Question

1. Convertible bonds are suitable for investors who Select one: want the possibility of benefiting from...

1. Convertible bonds are suitable for investors who

Select one:

  1. want the possibility of benefiting from a rise in the issuer's share price.
  2. have a lower risk tolerance and are seeking income.
  3. want to maximize interest returns in periods when interest rates are low.
  4. want to convert the bond into a longer term at the same rate of interest.

2. The contractual rate of interest on a bond is always stated as a(n)

Select one:

  1. daily rate.
  2. monthly rate.
  3. semi-annual rate.
  4. annual rate.

3. A corporate bond trading at below par will have

Select one:

  1. a current yield lower than the equivalent government maturity.
  2. a lower yield to maturity than the coupon rate.
  3. the same yield it had when it was issued.
  4. a higher yield to maturity than the coupon rate.

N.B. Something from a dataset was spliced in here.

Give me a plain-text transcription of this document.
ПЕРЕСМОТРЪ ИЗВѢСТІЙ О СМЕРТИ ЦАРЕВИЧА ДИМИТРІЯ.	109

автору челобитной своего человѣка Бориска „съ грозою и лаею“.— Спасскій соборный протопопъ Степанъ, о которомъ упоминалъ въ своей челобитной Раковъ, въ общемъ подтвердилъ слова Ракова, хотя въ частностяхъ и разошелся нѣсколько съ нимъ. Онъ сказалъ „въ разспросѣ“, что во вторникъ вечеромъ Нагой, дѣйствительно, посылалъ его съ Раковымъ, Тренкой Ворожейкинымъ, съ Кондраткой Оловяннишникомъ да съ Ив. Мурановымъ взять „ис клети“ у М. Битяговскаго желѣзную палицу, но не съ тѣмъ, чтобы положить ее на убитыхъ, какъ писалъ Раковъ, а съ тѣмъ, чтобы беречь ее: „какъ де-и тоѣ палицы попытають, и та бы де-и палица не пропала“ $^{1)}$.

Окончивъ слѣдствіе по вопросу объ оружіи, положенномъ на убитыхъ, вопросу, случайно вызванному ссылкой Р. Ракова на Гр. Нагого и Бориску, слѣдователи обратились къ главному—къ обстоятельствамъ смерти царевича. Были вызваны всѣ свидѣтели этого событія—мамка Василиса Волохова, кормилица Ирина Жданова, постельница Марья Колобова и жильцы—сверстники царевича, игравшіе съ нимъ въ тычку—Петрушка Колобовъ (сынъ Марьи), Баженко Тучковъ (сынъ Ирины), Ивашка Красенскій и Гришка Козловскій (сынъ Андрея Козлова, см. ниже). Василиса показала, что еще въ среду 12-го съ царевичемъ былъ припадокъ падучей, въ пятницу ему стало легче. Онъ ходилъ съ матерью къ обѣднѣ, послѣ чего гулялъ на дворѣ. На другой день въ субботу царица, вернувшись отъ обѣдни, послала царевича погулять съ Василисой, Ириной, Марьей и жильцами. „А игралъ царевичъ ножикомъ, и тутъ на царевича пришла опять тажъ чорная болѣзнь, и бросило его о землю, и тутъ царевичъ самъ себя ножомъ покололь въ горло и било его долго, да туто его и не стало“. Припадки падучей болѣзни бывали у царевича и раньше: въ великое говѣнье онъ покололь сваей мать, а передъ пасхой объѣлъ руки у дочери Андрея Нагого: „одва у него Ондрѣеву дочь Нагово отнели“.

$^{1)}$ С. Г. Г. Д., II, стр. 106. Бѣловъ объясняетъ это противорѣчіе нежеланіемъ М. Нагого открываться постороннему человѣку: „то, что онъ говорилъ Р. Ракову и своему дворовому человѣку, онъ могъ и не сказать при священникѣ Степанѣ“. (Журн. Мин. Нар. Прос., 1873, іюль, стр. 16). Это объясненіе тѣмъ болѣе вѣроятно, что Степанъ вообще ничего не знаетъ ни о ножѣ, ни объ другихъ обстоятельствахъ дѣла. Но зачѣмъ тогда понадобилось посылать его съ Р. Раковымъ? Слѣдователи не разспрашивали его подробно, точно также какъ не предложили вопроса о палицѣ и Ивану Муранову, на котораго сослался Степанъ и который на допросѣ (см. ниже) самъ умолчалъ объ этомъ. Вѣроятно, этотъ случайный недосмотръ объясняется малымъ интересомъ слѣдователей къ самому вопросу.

4. The difference between common and preferred stock is that preferred stock

Select one:

  1. may or may not receive dividends.
  2. has predictable income and more safety.
  3. has greater potential for capital appreciation.
  4. is issued more frequently than common stock.

Homework Answers

Answer #1

Answer 1 a  

Convertible binds are the those bonds which get converted into share after certain period of time, and the holder will get the benefit of increase in prices.

2 d

The bond is always stated at an annual rate of interest.

3 d

If the current price of bond is less that par value, it means the investor will get more amount than invested at the time of maturity and thus yield will be higher than coupon rate

4 b

The preferred stock has fixed rate of dividend and have preference over payment to common stock. Thus it has predictable income and more safety.